Nos últimos 18 meses, mais precisamente desde que fraturou a bacia numa queda horrenda na Volta à Lombardia, muito se escreveu – aliás, como acontece desde que, há três anos, se converteu no ‘prodígio’ favorito do ciclismo mundial – sobre o futuro do jovem de 22 anos que, no domingo, se sagrou vencedor, pela segunda vez, da Volta ao Algarve, com os mais céticos a duvidarem que a ‘prometida’ carreira idílica do belga será aquilo que poderia ter sido.
“São notícias que nós, com todo o respeito, ignorámos. Tínhamos era que – e acho que é o que estamos a fazer – concentrar-nos, e ele concentrar-se, na sua recuperação física como ser humano. E, depois, no ‘timing’ certo, na sua recuperação como atleta. Foi isso que fizemos. Aquilo que as pessoas dizem, especulam, vale pouco, não é? Naquilo que nos concerne, não investimos tempo a ouvir esse tipo de ‘trend’”, revela à agência Lusa o diretor técnico e de desenvolvimento da formação belga.
O português que “orquestra a bem oleada máquina que é a Quick-Step Alpha Vinyl” (a descrição pertence à sua biografia na página da equipa) desvaloriza as teorias pessimistas sobre o futuro do vencedor da 48.ª ‘Algarvia’, mas também aquelas que descrevem o mais jovem ciclista belga em quatro décadas a somar 25 vitórias profissionais como um fenómeno.
“Nós, internamente, não vivemos nesse contexto. É um dos líderes da equipa e é tratado como tal. Temos expectativas como temos para todos os nossos 30 corredores, mas essa expectativa é construída com o passar do tempo. Não estamos aqui a fazer filmes que vai fazer isto ou aquilo…”, assevera.
Ricardo Scheidecker afasta ainda as recorrentes comparações entre Evenepoel e aquele que, quase unanimemente, é considerado o melhor corredor de todos os tempos, lembrando que “Eddy Merckx foi um e não vai haver mais nenhum”.
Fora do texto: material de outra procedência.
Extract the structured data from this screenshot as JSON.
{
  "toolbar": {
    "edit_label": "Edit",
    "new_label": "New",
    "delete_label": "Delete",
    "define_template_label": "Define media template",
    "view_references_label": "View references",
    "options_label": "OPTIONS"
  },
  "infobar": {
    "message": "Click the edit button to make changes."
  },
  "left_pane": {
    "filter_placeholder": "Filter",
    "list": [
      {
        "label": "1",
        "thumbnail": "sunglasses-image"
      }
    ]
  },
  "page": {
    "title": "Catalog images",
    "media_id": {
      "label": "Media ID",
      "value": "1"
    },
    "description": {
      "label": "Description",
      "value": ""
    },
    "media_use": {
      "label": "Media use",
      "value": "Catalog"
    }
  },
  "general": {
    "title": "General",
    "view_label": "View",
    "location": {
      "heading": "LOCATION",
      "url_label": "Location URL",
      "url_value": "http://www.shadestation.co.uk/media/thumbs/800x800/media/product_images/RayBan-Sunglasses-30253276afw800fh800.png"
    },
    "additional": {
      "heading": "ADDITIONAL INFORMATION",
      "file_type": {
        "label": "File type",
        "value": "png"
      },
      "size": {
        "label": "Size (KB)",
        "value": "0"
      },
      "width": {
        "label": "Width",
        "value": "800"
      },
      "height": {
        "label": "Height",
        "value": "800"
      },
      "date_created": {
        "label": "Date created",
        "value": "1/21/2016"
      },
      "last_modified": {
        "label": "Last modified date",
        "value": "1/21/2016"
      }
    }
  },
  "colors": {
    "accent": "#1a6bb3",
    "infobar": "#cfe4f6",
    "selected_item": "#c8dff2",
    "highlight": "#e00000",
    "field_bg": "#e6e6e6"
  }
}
“Ele vai ser o Remco Evenepoel, que está a consolidar o seu crescimento, tem 22 anos. É ainda um miúdo. E nós não estamos aqui a pensar naquilo que ele vai fazer. Estamos a pensar é em prepará-lo para poder ganhar corridas e descobrir as suas qualidades – e tem-nas, já demonstrou isso. E vamos continuar a trabalhar nelas. Depois, se ganha, se não ganha, o futuro o dirá. Não sou futurologista… a vida não tem ‘ses’. Os ‘ses’ são coisas do passado, não se pode voltar para trás…”, avalia.
O sempre discreto (e ponderado) diretor técnico da melhor equipa do mundo, que prefere ficar na ‘sombra’ nos ‘bastidores’ das provas, reitera que “aquilo que as pessoas pensam, especulam, a pressão e as expectativas que têm” quanto ao jovem corredor é indiferente para a estrutura técnica da Quick-Step Alpha Vinyl.
“Nós não temos de viver em função das expectativas das pessoas. Nós vivemos em função do que sabemos, do nosso trabalho com os corredores e com o Remco. É evidente que ele, de caráter, é um vencedor, como muitos desportistas de alto nível. Acho que se não o fosse, não faria este trabalho. Já quando era futebolista, tinha demonstrado isso. Ele tem um caráter vencedor, gosta de ganhar, trabalha para poder ganhar”, enumera à Lusa.
Descrito pelos seus companheiros, nomeadamente pelo experiente Mark Cavendish, como “um verdadeiro líder”, Evenepoel ainda terá, na opinião de Scheidecker, de confirmar essa aptidão natural.
“Essas qualidades têm de ser desenvolvidas e aperfeiçoadas, porque mesmo que a pessoa tenha potencial para ser um líder, pode nunca vir a ser. É como eu digo: ‘life is about experience’ [a vida é feita de experiência] e esse processo de crescimento está a acontecer. É evidente que ele é um dos líderes da equipa e cada vez se comporta mais como tal, mas nós também temos de compreender que ele tem 22 anos e que há que dar tempo ao tempo, com a necessária serenidade e viver um dia de cada vez”, conclui.